Definition for Kayak :-)

Kayak [] n. 1. an oblong banana shaped boat with a hole in the bottom from which the occupant dangles. Can be propelled the wrong way up by experts. (definition courtesy of Pete Knowles)
(And I've got this one from Chris' Kayak Lexicon)

Sunday, July 8, 2007

Canoe U 2006

First weekend: off to a very shaky start. (Something had spooked me.) Quote Natalie: I don’t know who taught you the forward stroke, but let’s just pretend it never happened. But got a ferry going right away! Whaddaya know.

From Natalie G's Blog: Maple Island

Two weeks to the next Canoe U weekend: Did as many lake drills as I could fit in. Things are improving! Phiew. Getting a better handle on my spin momentum.* Braces coming together. (v.g.)

Second weekend: St Louis, put in above First Wave. During drills and warmup Natalie had me hang out under water with my boat flipped and my hand on her bow to get used to the feeling in a relaxed situation. Great exercise. Definitely was the deciding factor for not giving up on that first T-resue, although the first attempt failed. I remember being back under after the first try and thinking: “Damn it, I am not done with this T-rescue yet!” and starting to signal that I am not ready to swim yet. Successful rescue on second attempt! Since these moments of cool and clarity under water pressure are elusive to date, I really have to stop for a moment and celebrate each one of them!

There were also a couple of waves that I remember taking really well! There was First Wave, that Mike F was really impressed with. And then there was another wave with a huge foam pile that I was trying to AVOID by WATCHING it APPROACH really carefully and anxiously :-) Well, that is still my constant reminder to look in the direction I want to go, not where I don’t want to go! But anyway, there I was all of a sudden where I didn’t want to be, thinking SH*T Apparently even happens to boaters of epic proportions at times. but keeping my paddle in the water where it should be. The white mess of splash was higher than my head as I went through! I came out the other side an upright person if ever there was one! Hah! Natalie told me afterward, that she really hadn’t wanted me to go there, but that she just would have loved a photo of that. Me too, believe me, me too!

The next thing I remember was having my boat out of control and a white hand grabbing the side of my coaming and under I was. Todd came to the rescue, but inefficient paddle technique had worn me out and was what had gotten me into trouble in the first place. On my offside I had my hands and head on his bow, but just couldn’t get that hipsnap as we went down the river in what I remember as pretty swift current for a VERY long time until rock did us part. Todd had seen the rock coming closer but not let go. Thank you Todd! I would have completely understood!

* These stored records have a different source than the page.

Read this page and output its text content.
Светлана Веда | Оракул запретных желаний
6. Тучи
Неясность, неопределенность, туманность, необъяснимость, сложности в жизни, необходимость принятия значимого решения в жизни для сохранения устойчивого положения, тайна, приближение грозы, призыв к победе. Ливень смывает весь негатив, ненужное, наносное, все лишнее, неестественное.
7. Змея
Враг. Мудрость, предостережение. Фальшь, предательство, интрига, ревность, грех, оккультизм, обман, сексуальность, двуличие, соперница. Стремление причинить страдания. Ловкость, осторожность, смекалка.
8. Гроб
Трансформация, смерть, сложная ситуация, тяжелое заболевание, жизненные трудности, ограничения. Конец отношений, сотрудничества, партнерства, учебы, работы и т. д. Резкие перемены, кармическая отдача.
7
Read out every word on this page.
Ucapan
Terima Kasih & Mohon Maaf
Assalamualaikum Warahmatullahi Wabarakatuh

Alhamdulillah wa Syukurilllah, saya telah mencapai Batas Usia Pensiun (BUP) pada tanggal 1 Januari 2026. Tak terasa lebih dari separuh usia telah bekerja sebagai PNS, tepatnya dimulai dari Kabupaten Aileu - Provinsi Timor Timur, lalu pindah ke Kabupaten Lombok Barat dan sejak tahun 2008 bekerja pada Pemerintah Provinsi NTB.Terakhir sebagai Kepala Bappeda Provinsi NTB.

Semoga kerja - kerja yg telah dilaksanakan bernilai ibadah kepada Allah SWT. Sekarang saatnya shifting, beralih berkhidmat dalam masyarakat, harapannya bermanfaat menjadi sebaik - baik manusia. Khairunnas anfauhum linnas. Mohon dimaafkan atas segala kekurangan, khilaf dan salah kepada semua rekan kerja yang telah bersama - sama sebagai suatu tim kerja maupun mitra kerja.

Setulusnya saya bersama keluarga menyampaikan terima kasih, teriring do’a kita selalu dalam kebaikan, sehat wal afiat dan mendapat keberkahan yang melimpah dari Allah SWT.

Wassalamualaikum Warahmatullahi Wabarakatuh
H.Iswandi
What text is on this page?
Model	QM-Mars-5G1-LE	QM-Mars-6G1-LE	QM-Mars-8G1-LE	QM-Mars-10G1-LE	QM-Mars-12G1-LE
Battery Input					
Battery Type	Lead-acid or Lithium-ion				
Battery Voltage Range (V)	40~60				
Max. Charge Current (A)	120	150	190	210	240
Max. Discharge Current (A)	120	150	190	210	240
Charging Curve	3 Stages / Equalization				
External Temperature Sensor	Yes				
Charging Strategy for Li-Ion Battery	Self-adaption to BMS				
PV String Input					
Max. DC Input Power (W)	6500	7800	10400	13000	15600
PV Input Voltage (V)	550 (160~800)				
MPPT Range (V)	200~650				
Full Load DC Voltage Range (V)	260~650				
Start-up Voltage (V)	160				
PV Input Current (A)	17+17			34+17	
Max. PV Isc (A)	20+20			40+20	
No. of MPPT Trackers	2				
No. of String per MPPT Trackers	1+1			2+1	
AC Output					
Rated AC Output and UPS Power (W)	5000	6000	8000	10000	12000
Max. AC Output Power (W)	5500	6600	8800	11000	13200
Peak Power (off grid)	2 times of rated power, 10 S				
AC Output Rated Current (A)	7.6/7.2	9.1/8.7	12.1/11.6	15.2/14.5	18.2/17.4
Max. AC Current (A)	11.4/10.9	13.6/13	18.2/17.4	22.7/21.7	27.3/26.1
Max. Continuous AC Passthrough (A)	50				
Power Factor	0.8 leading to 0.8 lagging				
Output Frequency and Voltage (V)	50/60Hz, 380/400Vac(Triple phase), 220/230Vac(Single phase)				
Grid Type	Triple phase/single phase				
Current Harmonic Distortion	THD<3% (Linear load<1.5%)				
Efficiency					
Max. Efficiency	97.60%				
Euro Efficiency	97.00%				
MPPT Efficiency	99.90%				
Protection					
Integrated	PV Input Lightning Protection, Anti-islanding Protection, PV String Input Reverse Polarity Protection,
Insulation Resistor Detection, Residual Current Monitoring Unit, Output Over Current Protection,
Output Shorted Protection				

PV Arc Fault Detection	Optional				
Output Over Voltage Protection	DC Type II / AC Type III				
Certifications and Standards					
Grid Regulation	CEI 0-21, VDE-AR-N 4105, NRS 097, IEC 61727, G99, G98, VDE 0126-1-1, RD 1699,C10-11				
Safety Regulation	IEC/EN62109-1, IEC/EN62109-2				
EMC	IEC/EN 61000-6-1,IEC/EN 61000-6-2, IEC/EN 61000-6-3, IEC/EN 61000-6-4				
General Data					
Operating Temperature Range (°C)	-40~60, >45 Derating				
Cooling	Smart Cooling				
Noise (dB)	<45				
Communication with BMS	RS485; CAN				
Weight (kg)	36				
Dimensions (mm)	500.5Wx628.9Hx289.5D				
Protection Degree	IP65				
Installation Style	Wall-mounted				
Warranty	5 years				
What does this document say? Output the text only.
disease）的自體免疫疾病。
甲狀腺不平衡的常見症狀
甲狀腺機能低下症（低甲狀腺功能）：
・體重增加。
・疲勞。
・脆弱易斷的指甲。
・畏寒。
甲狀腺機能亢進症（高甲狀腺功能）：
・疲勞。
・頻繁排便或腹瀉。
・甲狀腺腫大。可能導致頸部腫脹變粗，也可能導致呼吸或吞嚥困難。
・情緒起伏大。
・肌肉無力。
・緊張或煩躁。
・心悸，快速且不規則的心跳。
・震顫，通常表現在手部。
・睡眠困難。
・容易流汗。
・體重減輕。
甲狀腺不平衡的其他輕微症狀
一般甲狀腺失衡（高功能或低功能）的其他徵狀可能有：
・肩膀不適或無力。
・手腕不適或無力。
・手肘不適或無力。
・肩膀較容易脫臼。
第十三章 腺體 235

The thing I remember after that was standing on tiptoe on a rock in a tiny midsteam eddy balancing on Natalie’s bow, as Mike J. readied for a rope rescue. Quite the throw, wearing his superhero top and strong as a bear he got me back to the bank, where I had to admit to fatigue and the worry that there would just be one exhausting swim after another for the rest of the run. Decisions were made and Todd walked with me to above the reservoir, which gave me a chance to get to know him a little better. Quite the privilege, I can tell you! A very patient Mike J had towed my boat to the meeting point and then paddled across the reservoir with me. I doubt I had/have ever been as utterly physically and mentally exhausted in my life.

Even now I am getting choked up thinking back to having to make the decision that I would not join them on the river the next day, because I just had nothing left and knew I would not be able to recharge enough over night. Getting right back on that horse would have been very good for me. But I know that I just did not have the energy reserves I needed for a good experience for that second day on the river.

I still treasure the reflective light Mike F gave me at the Survivor’s party with the words, that I must have been paddling day and night to make such a stunning improvement from the first weekend to the second weekend two weeks later. I still dearly treasure Natalie’s Frequent Paddler’s Certificate. And I treasure the memory of one of my long suffering class mates putting his arm around me after my "interesting day on the St. Louis".

I still chuckle every time I remember Mike J's exclamation after entertaining us with rodeo moves: "I think I broke a love handle!"

* That means (for my non-kayaking friends): I was starting to go straight. And yes, that is a big f’ing deal!